Madame la présidente, monsieur le secrétaire d'État, chers collègues, le transport aérien constitue un secteur à part entière et un support de l'activité économique de notre pays, qui contribue au rayonnement de la France dans le monde.

L'objet du budget annexe de la Direction générale de l'aviation civile – DGAC – est de garantir, dans un cadre unifié, la sécurité et la sûreté du transport aérien, en prenant en compte les enjeux de développement durable. Le secteur de l'aviation civile connaît un contexte favorable, avec une hausse continue du trafic aérien dans le monde et en Europe. Le budget annexe de la DGAC a dégagé un excédent d'exploitation en 2016, il en dégagera un autre en 2017 et probablement aussi en 2018. C'est une administration qui ne coûte rien à l'État, puisqu'elle s'autofinance grâce aux taxes et redevances qu'elle perçoit. Le projet de budget annexe « Contrôle et exploitation aériens » pour 2018 confirme que la Direction générale de l'aviation civile respecte une trajectoire de rétablissement de ses comptes et poursuit son désendettement, tout en confortant sa capacité à investir. La situation financière de ce budget annexe est donc saine – il importe de le souligner.

À y regarder de plus près, toutefois, les sujets de préoccupation ne manquent pas parmi les acteurs français du secteur. S'agissant d'Air France-KLM, d'abord, la direction du groupe fait état d'une situation qui n'est pas satisfaisante. Si la compagnie recommence depuis deux ans à générer des bénéfices, elle est dans une situation beaucoup moins florissante que ses rivales. Et si Air France-KLM réalise des bénéfices, c'est davantage grâce à KLM et aux activités industrielles d'Air France que pour son activité aérienne, qui constitue pourtant le coeur de son métier.

Si Air France se trouve dans une situation plus compliquée que ses rivales, ce n'est pas seulement en raison d'un certain nombre de rigidités internes, c'est aussi parce que le niveau des charges sociales, des taxes et des redevances appliquées en France est particulièrement élevé. Il est primordial de veiller à ce que les acteurs économiques nationaux bénéficient des meilleures conditions pour leur développement et qu'ils ne soient pas victimes d'une concurrence déloyale. Depuis l'an 2000, le pavillon français – au delà d'Air France – a ainsi perdu 17 % de parts de marché, passant de 60 à 43 % des vols au départ du territoire national.

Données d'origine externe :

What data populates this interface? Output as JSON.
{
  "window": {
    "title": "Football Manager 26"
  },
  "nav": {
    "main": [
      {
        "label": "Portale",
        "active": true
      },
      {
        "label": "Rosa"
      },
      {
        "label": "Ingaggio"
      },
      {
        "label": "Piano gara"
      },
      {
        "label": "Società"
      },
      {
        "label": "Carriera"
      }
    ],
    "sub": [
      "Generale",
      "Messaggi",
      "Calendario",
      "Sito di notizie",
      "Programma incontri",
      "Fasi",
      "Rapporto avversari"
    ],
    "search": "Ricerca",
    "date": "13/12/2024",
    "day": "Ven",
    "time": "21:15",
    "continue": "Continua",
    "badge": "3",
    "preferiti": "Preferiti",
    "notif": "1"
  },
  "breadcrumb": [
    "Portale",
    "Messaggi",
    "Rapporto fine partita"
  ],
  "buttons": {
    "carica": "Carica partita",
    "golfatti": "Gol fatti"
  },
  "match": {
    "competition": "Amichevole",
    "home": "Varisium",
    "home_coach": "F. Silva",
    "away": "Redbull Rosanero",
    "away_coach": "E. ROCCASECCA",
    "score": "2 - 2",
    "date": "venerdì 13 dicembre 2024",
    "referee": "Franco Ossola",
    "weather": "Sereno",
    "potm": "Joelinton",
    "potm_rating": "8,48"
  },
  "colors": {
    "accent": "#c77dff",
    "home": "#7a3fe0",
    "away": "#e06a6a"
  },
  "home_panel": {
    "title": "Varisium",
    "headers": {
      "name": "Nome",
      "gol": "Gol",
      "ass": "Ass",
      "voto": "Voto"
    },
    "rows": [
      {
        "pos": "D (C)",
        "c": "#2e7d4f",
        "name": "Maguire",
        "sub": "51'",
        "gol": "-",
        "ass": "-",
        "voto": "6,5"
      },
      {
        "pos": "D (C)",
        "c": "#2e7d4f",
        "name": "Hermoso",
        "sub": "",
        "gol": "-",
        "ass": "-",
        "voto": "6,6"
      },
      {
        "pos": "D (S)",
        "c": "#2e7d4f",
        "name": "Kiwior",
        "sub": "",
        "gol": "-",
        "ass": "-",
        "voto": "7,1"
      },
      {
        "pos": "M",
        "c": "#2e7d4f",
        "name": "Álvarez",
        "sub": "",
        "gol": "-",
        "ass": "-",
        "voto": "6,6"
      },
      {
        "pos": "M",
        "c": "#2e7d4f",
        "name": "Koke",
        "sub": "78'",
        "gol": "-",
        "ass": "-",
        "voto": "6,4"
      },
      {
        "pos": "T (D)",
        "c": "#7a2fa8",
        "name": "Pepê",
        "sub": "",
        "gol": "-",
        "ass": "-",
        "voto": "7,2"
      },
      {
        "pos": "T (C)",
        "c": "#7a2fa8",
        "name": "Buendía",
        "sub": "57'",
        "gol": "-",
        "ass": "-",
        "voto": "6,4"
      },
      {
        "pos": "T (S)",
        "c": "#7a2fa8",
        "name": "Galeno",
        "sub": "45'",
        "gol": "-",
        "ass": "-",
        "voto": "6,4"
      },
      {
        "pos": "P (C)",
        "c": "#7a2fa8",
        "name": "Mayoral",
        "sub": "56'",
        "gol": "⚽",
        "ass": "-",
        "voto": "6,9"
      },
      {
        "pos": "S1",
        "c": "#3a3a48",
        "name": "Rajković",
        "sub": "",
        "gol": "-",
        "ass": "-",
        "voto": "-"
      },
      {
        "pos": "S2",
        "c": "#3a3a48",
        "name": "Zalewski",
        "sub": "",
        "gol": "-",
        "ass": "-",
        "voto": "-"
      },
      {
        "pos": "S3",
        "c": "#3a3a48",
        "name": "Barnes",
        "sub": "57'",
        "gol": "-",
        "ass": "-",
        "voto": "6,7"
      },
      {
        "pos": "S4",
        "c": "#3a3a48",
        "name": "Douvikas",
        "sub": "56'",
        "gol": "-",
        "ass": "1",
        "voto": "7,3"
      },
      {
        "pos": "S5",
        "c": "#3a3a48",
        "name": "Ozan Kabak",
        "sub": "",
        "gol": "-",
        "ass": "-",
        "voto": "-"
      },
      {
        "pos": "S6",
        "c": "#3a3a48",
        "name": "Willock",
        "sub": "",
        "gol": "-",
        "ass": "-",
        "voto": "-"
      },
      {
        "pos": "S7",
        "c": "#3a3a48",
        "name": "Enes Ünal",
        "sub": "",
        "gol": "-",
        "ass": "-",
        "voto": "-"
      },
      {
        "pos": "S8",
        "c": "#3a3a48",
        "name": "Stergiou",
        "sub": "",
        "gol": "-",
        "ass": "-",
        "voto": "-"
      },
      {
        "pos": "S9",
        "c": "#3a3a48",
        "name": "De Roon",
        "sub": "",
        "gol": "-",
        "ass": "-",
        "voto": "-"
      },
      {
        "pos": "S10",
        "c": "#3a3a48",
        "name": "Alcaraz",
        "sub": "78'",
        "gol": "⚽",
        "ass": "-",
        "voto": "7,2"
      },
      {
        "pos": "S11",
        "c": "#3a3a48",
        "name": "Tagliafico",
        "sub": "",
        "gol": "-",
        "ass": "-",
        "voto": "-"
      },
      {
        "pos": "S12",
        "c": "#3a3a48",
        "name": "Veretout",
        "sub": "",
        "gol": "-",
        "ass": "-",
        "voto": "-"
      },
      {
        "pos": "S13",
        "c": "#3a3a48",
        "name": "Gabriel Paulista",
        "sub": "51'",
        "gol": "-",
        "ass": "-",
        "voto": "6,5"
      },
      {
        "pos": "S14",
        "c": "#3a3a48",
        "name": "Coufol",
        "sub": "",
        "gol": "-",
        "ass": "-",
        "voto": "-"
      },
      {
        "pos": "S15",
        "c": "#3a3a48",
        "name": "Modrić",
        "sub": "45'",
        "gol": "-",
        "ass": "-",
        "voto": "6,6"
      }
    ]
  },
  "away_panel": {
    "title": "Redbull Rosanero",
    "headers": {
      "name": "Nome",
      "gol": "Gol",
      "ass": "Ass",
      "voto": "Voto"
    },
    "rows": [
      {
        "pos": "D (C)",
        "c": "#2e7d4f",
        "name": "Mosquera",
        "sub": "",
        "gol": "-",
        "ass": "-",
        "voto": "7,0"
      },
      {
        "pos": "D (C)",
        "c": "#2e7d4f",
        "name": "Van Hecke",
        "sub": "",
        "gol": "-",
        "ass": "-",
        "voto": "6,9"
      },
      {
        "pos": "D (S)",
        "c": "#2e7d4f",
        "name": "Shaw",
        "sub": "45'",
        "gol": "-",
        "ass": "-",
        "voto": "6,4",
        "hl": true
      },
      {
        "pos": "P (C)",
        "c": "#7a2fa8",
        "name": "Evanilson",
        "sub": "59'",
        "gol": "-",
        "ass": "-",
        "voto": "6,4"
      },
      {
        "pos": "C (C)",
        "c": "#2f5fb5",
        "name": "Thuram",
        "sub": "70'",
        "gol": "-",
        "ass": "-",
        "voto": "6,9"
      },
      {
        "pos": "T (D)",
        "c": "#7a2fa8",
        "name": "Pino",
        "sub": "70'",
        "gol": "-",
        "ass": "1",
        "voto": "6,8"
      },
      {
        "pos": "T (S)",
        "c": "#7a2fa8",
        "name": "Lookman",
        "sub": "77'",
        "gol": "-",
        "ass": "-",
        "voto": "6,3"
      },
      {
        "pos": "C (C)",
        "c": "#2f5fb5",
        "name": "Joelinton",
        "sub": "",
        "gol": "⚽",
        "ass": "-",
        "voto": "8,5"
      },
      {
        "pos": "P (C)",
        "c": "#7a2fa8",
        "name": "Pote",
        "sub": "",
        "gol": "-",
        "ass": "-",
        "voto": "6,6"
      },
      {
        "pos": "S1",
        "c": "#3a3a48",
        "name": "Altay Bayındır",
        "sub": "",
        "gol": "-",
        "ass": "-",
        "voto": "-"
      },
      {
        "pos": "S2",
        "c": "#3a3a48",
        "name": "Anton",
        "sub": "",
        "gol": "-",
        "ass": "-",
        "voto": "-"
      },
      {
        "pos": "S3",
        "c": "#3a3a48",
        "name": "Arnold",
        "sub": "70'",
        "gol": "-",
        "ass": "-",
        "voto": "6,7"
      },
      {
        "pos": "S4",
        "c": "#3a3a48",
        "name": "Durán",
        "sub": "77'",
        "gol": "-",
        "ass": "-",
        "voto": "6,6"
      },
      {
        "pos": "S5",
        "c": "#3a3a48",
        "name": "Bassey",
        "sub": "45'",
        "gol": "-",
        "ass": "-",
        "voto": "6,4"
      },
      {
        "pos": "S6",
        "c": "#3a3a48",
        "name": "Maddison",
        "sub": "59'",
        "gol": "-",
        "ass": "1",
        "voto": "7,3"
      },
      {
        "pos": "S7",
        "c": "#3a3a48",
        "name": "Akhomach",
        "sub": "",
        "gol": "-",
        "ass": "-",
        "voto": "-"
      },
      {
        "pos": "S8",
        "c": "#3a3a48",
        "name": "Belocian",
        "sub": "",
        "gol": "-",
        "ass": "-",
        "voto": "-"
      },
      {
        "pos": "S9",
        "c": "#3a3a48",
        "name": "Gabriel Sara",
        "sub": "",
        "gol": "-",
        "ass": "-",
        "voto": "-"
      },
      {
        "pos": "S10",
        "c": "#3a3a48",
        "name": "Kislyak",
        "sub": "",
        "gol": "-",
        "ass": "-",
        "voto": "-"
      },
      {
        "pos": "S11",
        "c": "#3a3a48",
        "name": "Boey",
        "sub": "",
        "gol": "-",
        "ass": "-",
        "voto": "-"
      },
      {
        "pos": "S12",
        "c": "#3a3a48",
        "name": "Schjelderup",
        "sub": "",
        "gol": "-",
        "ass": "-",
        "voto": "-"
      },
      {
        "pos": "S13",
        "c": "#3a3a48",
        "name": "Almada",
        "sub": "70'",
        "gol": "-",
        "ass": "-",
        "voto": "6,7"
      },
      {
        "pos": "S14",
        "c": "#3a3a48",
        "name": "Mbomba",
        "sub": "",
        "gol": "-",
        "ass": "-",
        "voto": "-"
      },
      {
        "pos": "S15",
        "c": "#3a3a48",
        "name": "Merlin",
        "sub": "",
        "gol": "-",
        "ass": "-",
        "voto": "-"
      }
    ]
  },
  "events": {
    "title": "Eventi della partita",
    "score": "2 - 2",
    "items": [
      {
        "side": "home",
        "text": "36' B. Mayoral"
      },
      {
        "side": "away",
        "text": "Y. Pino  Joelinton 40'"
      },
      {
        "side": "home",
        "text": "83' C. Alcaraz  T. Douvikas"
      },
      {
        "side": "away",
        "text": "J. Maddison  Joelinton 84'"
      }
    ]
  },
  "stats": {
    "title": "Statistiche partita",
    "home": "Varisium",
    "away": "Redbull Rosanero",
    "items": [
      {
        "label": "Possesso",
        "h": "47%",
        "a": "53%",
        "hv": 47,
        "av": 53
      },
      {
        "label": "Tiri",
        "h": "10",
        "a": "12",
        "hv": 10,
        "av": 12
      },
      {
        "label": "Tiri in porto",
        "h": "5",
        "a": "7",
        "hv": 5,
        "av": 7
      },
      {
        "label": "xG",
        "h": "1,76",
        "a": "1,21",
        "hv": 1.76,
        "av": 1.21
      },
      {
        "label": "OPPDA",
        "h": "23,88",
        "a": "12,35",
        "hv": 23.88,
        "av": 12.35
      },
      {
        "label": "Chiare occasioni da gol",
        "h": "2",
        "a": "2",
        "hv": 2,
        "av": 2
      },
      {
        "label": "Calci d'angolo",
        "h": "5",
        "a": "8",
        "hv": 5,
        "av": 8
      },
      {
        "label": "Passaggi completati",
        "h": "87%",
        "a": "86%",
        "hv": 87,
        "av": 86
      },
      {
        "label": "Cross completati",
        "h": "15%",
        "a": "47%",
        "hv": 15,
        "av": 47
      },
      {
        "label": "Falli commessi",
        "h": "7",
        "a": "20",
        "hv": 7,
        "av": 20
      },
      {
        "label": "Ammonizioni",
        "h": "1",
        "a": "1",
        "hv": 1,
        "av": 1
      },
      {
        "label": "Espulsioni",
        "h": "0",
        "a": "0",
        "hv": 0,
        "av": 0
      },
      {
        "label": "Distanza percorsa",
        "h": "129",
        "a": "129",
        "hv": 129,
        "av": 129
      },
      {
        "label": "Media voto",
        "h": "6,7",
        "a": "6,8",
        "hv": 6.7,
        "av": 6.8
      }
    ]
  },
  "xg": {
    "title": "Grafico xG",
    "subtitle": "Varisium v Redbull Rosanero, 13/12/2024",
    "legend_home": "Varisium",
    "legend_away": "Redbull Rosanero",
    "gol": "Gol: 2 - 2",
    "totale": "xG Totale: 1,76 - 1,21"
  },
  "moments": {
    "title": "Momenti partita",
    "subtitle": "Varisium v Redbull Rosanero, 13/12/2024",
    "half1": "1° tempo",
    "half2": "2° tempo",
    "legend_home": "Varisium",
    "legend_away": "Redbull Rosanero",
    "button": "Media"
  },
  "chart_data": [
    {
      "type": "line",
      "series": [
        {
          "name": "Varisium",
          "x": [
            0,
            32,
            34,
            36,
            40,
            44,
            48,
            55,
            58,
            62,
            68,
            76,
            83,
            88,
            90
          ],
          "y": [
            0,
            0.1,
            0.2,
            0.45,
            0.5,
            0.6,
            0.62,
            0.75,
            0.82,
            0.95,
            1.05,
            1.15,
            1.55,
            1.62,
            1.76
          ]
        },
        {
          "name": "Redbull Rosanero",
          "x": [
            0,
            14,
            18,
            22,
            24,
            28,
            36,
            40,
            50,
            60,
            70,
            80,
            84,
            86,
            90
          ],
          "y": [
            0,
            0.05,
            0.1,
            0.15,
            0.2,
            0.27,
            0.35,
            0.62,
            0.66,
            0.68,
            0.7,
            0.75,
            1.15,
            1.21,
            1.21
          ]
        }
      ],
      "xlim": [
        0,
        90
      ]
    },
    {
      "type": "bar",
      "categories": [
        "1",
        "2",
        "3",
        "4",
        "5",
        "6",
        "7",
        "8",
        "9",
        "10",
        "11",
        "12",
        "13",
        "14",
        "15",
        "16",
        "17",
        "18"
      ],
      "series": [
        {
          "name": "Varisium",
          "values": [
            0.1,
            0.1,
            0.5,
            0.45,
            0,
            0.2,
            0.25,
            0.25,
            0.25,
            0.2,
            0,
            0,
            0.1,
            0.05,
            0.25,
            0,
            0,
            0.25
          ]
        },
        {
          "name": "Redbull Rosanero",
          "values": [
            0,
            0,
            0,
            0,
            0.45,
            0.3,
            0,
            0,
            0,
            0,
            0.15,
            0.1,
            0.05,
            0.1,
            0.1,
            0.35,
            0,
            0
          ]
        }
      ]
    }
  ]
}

J'aimerais dire un mot à présent sur la taxe de solidarité, la fameuse « taxe Chirac », qui a été créée à partir d'une idée généreuse, puisqu'il s'agissait de faire financer par le transport aérien une partie de l'aide au développement. Cette taxe devait être internationale mais, en réalité, elle concerne essentiellement la France et sa compagnie nationale, première contributrice de cet impôt peu équitable. Cette taxe, qui devait être mondiale, n'est appliquée que par neuf pays, dont six pays africains parmi les plus pauvres de la planète. Et la plupart d'entre eux exonèrent la classe économique ou les vols intérieurs, ce que la France ne fait pas. Notre pays participe ainsi aux deux tiers de la collecte des fonds, et Air France est la première compagnie contributrice, avec plus de 60 millions d'euros par an.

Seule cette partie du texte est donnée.